Arsene Wenger says Olivier Giroud’s comparatively late climb up football’s ladder has stood him in good stead for the challenge of life at Arsenal.
Praising the 28-year-old as one of the game’s best strikers – why wouldn’t you…the handsome fella has bagged 17 goals in 26 games this term – the boss noted that his compatriot has improved all elements of his game since signing from Montpellier three years ago.
“He is a player who has a good mental strength because at 22 he was playing in division three,” Wenger told Arsenal.com. “Now he plays at Arsenal. There is still room for improvement for him.
“He benefits from the fact that he has not started a few games. He has also improved his technical game. Technically he is a much better player and that’s why he scores goals.

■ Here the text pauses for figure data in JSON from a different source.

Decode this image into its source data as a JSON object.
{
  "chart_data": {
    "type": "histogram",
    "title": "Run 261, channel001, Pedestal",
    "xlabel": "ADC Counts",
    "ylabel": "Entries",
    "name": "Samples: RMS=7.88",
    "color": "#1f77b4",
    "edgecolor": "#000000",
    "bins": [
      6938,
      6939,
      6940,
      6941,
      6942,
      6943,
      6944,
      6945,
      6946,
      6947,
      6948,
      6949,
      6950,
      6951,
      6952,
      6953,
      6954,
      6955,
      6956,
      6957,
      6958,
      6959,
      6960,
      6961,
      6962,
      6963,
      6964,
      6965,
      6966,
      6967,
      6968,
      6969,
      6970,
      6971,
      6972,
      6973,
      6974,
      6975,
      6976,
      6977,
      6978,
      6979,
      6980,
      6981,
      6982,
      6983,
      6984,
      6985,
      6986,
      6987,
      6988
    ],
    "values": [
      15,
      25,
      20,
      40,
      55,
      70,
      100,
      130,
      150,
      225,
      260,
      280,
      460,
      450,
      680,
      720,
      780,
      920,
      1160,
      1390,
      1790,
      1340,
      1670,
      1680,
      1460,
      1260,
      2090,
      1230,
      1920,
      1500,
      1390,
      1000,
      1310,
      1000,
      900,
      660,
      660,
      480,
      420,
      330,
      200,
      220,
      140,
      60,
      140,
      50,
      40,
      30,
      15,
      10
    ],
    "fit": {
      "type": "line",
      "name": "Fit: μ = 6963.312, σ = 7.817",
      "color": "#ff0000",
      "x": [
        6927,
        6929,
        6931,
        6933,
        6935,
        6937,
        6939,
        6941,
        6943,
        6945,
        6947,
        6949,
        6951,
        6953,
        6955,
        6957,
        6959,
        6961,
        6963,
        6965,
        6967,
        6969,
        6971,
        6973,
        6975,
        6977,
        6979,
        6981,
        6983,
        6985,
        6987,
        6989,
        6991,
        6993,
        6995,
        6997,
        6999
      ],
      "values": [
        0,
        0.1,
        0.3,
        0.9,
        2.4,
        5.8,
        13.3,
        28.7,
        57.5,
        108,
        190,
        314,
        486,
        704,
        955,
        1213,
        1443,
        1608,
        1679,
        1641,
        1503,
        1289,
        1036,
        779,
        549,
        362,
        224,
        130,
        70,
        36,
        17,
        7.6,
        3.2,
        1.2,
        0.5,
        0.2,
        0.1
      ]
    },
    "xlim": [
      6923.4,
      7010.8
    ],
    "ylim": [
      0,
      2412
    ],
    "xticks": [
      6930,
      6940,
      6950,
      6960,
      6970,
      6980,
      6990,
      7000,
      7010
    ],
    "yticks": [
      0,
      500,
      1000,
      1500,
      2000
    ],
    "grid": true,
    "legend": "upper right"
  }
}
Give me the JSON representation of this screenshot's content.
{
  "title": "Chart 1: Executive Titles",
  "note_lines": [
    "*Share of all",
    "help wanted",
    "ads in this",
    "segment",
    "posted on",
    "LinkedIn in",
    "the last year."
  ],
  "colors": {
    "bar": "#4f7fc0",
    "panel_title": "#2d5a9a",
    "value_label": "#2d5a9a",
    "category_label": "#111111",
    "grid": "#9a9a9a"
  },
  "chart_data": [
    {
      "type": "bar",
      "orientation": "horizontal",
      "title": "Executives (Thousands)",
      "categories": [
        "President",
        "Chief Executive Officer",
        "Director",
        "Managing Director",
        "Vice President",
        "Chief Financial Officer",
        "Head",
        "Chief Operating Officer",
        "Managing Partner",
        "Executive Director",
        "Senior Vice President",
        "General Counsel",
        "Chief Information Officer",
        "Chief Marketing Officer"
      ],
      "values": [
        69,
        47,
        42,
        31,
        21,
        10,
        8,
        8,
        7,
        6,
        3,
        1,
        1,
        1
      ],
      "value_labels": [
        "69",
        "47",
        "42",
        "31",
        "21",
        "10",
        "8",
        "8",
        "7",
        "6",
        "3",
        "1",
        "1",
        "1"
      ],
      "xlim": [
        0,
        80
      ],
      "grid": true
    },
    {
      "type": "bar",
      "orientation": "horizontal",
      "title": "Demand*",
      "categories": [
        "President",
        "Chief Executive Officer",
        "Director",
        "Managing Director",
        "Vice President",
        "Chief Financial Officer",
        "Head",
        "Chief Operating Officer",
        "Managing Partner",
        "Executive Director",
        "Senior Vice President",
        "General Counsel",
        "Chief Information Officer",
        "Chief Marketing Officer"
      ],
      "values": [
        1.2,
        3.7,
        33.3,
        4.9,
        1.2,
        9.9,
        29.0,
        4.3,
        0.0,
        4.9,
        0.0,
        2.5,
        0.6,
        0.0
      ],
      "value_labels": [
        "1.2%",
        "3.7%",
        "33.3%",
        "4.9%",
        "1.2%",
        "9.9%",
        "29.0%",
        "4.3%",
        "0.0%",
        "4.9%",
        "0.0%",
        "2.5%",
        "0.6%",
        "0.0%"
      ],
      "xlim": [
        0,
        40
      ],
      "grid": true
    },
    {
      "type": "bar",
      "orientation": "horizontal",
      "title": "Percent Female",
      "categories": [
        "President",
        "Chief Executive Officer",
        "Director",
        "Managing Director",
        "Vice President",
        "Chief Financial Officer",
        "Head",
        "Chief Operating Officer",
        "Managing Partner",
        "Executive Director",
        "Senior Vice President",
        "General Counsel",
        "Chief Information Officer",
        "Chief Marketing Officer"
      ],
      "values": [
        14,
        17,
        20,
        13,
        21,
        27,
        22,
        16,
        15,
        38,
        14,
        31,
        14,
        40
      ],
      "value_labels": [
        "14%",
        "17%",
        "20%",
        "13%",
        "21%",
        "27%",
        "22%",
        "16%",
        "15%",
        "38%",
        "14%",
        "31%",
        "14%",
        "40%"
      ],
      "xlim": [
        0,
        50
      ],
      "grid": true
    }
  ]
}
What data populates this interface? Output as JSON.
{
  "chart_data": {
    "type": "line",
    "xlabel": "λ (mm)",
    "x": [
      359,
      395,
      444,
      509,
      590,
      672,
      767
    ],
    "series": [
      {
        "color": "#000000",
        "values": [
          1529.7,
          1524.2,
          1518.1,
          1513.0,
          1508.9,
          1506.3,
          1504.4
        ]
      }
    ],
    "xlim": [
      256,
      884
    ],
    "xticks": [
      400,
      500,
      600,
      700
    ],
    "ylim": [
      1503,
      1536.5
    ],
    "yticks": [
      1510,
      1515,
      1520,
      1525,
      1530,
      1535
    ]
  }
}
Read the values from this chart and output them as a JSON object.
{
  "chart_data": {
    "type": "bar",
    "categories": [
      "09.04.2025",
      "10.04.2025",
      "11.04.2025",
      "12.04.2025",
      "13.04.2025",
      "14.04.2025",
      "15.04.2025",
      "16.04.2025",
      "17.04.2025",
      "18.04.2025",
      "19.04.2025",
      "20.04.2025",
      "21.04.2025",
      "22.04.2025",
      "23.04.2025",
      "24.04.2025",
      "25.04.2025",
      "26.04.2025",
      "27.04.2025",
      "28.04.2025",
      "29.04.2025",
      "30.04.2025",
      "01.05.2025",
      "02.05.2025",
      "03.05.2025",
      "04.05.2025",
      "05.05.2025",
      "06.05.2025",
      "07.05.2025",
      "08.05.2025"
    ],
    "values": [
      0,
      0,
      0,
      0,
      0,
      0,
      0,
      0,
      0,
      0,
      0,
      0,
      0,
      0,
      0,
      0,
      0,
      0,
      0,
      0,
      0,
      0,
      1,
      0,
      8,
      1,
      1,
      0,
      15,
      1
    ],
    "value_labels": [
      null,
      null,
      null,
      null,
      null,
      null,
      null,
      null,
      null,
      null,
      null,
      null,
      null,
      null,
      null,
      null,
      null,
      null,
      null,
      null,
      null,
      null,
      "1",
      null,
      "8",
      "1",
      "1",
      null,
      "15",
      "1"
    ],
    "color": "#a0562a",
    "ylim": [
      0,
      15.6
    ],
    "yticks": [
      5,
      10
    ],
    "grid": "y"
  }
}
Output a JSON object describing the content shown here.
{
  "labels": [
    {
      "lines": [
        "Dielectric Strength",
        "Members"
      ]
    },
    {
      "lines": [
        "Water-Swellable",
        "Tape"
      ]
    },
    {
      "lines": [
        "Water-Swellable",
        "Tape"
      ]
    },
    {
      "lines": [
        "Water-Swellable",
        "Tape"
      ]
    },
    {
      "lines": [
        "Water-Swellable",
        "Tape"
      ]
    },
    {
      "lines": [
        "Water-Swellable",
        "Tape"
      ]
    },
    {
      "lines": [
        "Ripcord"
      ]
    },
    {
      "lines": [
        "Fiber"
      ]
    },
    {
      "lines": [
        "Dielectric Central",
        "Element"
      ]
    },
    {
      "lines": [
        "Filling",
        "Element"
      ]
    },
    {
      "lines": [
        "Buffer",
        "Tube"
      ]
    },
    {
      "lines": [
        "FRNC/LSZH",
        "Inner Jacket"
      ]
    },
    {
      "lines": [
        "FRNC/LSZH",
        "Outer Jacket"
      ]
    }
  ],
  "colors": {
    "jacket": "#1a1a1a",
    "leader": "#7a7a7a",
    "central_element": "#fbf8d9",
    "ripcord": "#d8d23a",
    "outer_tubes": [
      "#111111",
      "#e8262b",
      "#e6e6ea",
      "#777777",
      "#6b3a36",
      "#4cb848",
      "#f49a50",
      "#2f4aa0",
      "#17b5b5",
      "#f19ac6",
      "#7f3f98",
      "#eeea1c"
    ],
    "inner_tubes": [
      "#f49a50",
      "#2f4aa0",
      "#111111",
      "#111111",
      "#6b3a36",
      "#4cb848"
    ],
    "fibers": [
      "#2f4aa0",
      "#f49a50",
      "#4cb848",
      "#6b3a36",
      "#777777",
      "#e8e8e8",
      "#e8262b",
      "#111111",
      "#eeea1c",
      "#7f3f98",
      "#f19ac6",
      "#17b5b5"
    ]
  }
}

“His touch, his link play, his finishing [has all improved]. He takes some images from when he arrived in England and today he is a better player.
“I think [he is one of the best strikers around] because he scores the goals, has a presence and he’s a fighter as well. Above all he is a team player – he fights for the team.”
In an interesting Daily Mail column last week [not something we often say], Martin Keown noted how Arsene Wenger has taken to deploying Giroud in the same way George Graham utilised John Hartson; as an old-school physical presence.
“[Giroud’s] involvement shows how Wenger’s philosophy has almost come full circle,” wrote Keown.
“When he arrived he sold John Hartson and instead opted for pacy forwards. Now he has reverted to Giroud, who is in a similar mould — there’s not a great deal of difference between a Welsh battering ram and a French one.
“Not to say they are one-dimensional players, far from it. Hartson was technically sound, a giant in the air and provided a different attacking dimension. Giroud offers the same. But Wenger now seems to want physicality back at the top of the side.
“That means the team have had to play in a different way, though that is not a bad thing. Giroud’s link-up play is exceptional and Arsenal use him like a backboard, holding up play and waiting for others to run from deep and join the attack and he has been at the heart of many of Arsenal’s best team goals.”
We’re not convinced that Giroud represents a totally new phenomenon in the Wenger era, after all Emmanuel Adebayor provided a similarly destructive presence for a couple of season (when he could be arsed).